“Bilgi insanı şüpheden, iyilik acı çekmekten, kararlı olmak korkudan kurtarır.”
KONFÜÇYUS
Yılbaşlarında çam süsleme geleneği, noelde hristiyanların uyguladığı bir gelenek olarak bilindiği için, müslümanlarca kabul görmez. Ama bakın Sümerolog Muazzez İlmiye ÇIĞ bu konuda neler söylüyor :
Hiristiyanların Isa’nin doğuşu olarak kutladığı Noel bayramı, çok eski Türklerin yeniden doğuş bayramıdır.
Türklerin, tek Tanrılı dinlere girmesinden önceki inançlarına göre, yeryüzünün tam ortasında bir AKÇAM ağacı bulunuyor. Buna hayat ağacı diyorlar. Bu ağacı, motif olarak bizim bütün halı, kilim ile işlemelerimizde görebiliriz.
Türklerde güneş çok önemli. İnançlarına göre gecelerin kısalıp gündüzlerin uzamaya başladığı 22 Aralık’ta gece gündüzle savaşıyor. Uzun bir savaştan sonra gün geceyi yenerek zafer kazanıyor. Işte bu güneşin zaferini, yeniden doğuşu, Türkler büyük şenliklerle AKÇAM ağacı altında kutluyorlar.
Güneşin yeniden doğuşu, bir yeni doğum olarak algılanıyor. Bayramın adı NARDUGANÂ (nar=güneş,tugan, dugan=doğan) Doğan güneş. Güneşi geri verdi diye Tanrı Ülgen’e dualar ediyorlar. Duaları Tanrıya gitsin diye ağacın altına hediyeler koyuyorlar, dallarına bantlar bağlayarak o yıl için dilekler diliyorlar Tanrıdan. Bu bayram için, evler temizleniyor. Güzel giysiler giyiliyor. Ağacın etrafında şarkılar söyleyip oyunlar oynuyorlar. Yaşlılar,büyük babalar, nineler ziyaret ediliyor, aileler bir araya gelerek hep birlikte yiyip içiyorlar. Yedikleri; yaş ya da kuru meyveler, özel yemek ile şekerleme.

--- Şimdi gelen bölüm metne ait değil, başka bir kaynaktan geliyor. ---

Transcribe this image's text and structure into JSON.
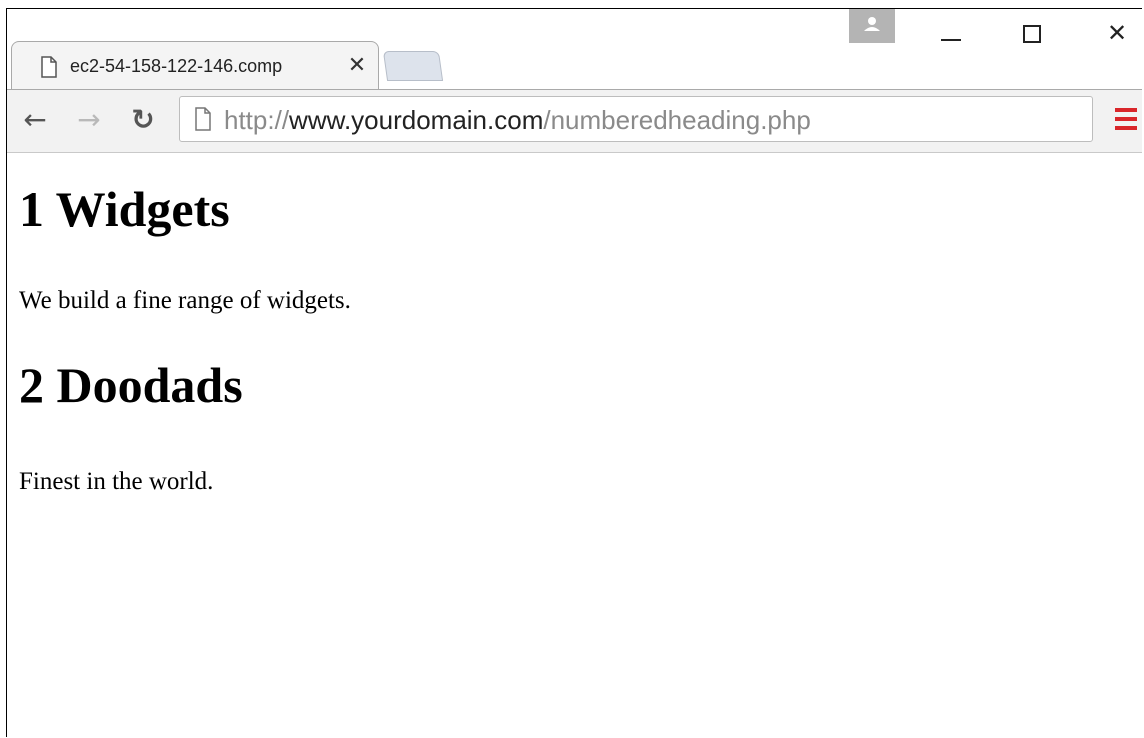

Bayram, aile ile dostlar bir araya gelerek kutlanırsa ömür çoğalır, uğur gelirmiş. Akçam ağacı yalnız Orta Asya’da yetişiyormuş. Filistin’de bu ağacı bilmezlermis. Bu yüzden olayın Türklerden Hiristiyanlara geçtiği, bunu da Hunların Avrupa’ya gelişlerinden sonra onlardan görerek aldıkları söyleniyor. Isa’nın doğumu ile hiç ilgisi yok.
Buna “Doğum, Güneşin yeniden doğuşu” adını da verebiliriz
Çam süsleme geleneğini, hristiyanlıktan çok önce var olmasına karşın, İslamda yeri olmadığını düşünüp, söyleyerek kabul etmeyebiliriz.
Ancak “Kurban kesme” işleminin de, tek Tanrılı dinler ortaya çıkmadan çok önce, dahası çok Tanrılı ilkel insanların da bir yakarma biçimi olduğunu hiç akıldan çıkarmamalıyız.